Let ${\displaystyle k}$ be the number of symbols in an alphabet. For every ${\displaystyle k}$, define ${\displaystyle \operatorname {RT} (k)}$, the repeat threshold, to be the infimum of exponents ${\displaystyle e}$ such that there exists an infinite ${\displaystyle e}$-power-free word on a ${\displaystyle k}$-symbol alphabet. Thus, for instance, the Thue–Morse sequence shows that ${\displaystyle \operatorname {RT} (2)=2}$, and an argument based on the Lovász local lemma can be used to show that ${\displaystyle \operatorname {RT} (k)}$ is finite for all ${\displaystyle k}$.^[1]

Then Dejean's conjecture is that the repeat threshold can be calculated by the simple formula^[1][2]

${\displaystyle \operatorname {RT} (k)={\frac {k}{k-1}}}$

except in two exceptional cases:

${\displaystyle \operatorname {RT} (3)={\frac {7}{4}}}$

and

${\displaystyle \operatorname {RT} (4)={\frac {7}{5}}.}$

Dejean herself proved the conjecture for ${\displaystyle k=3}$.^[2] The case ${\displaystyle k=4}$ was proven by Jean-Jacques Pansiot in 1984.^[3] The next progress was by Moulin Ollagnier in 1992, who proved the conjecture for all alphabet sizes up to ${\displaystyle k\leq 11}$.^[4] This analysis was extended up to ${\displaystyle k\leq 14}$ in 2007 by Mohammad-Noori and Currie.^[5]

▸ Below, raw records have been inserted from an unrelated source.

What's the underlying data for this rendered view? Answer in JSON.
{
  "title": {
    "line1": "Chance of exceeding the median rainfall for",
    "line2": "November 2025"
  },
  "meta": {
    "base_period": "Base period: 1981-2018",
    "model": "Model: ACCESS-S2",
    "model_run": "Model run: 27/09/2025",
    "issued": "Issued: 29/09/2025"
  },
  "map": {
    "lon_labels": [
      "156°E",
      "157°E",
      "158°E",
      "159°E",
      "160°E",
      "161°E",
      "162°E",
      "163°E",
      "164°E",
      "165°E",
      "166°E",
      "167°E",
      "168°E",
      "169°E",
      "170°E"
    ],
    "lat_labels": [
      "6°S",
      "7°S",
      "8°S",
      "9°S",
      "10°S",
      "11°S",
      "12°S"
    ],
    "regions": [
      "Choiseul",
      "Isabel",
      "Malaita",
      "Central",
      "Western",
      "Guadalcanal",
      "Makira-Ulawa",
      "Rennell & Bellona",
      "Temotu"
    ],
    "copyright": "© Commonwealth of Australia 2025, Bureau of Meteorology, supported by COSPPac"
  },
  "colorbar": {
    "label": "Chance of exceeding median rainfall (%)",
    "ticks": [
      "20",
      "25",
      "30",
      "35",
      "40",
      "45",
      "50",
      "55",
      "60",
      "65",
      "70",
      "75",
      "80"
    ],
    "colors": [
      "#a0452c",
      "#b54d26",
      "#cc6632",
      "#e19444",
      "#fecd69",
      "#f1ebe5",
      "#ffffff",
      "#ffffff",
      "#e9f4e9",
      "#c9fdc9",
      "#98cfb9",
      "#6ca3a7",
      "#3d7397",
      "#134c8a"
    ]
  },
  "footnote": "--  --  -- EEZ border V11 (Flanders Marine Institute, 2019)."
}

In the other direction, also in 2007, Arturo Carpi showed the conjecture to be true for large alphabets, with ${\displaystyle k\geq 33}$.^[6] This reduced the problem to a finite number of remaining cases, which were solved in 2009 and published in 2011 by Currie and Rampersad^[7] and independently by Rao.^[8]

An infinite string that meets Dejean's formula (having no repetitions of exponent above the repetition threshold) is called a Dejean word. Thus, for instance, the Thue–Morse sequence is a Dejean word.